Timelapse is Sze and her team’s first site-specific installation at NYC’s Guggenheim Museum. The exhibition stretches across the exterior facade and occupies the upper levels of the interior rotunda. If you’re not familiar with Sze’s work, it can best be summed up as the expression of ideas through obsessively disordered order. What immediately drew me to appreciate Sze’s work is the recontextualized use of common objects and materials that create a visual experience. In some cases her work looks like the results of a crash between home center, grocery store and Ikea delivery trucks, the contents of which scatter into some beautifully composed pile.

As you might suspect from the title, Timelapse is Sze commentary on how we mark time and contemporary technology’s influence on collecting memories. We archive experiences in timelines that string their way around the globe. The installation has lots of references to literal connecting threads and loops of projected imagery that randomly pan across the facade and interior space.

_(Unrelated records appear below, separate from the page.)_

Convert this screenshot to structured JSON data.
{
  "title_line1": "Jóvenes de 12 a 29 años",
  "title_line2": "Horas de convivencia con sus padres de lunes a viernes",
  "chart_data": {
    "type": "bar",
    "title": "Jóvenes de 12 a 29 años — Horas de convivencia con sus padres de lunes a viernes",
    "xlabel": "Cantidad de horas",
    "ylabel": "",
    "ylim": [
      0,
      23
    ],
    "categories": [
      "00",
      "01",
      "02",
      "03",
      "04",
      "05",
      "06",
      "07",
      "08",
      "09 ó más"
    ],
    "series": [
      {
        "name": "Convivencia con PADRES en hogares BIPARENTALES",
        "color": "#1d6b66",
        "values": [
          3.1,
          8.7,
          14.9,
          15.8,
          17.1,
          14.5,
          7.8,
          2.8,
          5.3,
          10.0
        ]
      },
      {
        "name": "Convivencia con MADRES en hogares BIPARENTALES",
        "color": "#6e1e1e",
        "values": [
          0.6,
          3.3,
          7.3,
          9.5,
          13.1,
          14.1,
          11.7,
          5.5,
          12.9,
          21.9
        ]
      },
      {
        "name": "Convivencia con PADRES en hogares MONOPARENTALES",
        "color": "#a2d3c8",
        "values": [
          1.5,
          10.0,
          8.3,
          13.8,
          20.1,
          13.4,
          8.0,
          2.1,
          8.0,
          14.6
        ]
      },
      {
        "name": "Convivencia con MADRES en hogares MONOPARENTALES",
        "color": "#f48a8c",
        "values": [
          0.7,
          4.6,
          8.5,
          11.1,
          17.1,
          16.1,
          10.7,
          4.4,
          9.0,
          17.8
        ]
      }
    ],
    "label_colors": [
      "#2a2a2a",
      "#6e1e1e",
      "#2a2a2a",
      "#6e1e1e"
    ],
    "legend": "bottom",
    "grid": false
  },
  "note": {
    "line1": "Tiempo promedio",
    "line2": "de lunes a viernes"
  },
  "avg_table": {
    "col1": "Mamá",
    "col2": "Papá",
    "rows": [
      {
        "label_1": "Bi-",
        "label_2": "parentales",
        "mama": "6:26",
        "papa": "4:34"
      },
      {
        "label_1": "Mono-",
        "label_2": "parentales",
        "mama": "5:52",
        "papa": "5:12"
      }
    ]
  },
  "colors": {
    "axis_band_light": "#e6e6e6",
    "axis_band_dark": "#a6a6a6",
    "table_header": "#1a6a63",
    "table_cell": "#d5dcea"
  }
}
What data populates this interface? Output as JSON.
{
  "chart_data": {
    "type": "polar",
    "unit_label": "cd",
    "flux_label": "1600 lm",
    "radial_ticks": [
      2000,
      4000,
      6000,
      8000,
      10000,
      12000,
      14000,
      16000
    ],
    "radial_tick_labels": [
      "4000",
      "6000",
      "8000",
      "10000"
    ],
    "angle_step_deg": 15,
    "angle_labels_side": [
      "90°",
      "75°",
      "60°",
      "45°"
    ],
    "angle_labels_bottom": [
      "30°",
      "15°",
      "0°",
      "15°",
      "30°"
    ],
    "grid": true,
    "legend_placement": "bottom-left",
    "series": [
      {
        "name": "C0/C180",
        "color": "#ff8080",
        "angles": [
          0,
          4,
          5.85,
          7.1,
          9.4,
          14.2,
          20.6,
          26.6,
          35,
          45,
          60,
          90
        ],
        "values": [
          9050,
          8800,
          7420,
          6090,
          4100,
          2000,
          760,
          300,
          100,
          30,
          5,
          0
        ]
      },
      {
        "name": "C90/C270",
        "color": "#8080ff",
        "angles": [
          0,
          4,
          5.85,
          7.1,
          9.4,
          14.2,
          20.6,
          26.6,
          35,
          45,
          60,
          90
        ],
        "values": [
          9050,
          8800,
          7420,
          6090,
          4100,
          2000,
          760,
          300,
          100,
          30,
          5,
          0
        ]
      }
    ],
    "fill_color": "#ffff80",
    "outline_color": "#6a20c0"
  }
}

As I like to focus on aesthetics here, let’s just look at all the masterful applications and control of shapes, color, scale and balance. As chaotic as the installation looks, Sze sticks to a pretty tight color palette and uses most every object as is. So much of this installation looks like it’s on the edge of falling apart. There’s a real tension between perfection and chaos. Some objects are aligned to millimeter perfection, others seemingly hastily piled or randomly scattered. There’s equal amounts of extremes and that balance makes it hard not to spend time trying to take everything in.

In the design world, process is often hidden. In Sze’s work however, every clamp, scrap of wood and piece of tape is visible. Even the source packaging, paint containers shipping boxes and caulking guns are woven into the final work. There’s almost a feedback loop of everything that makes the work, is the work.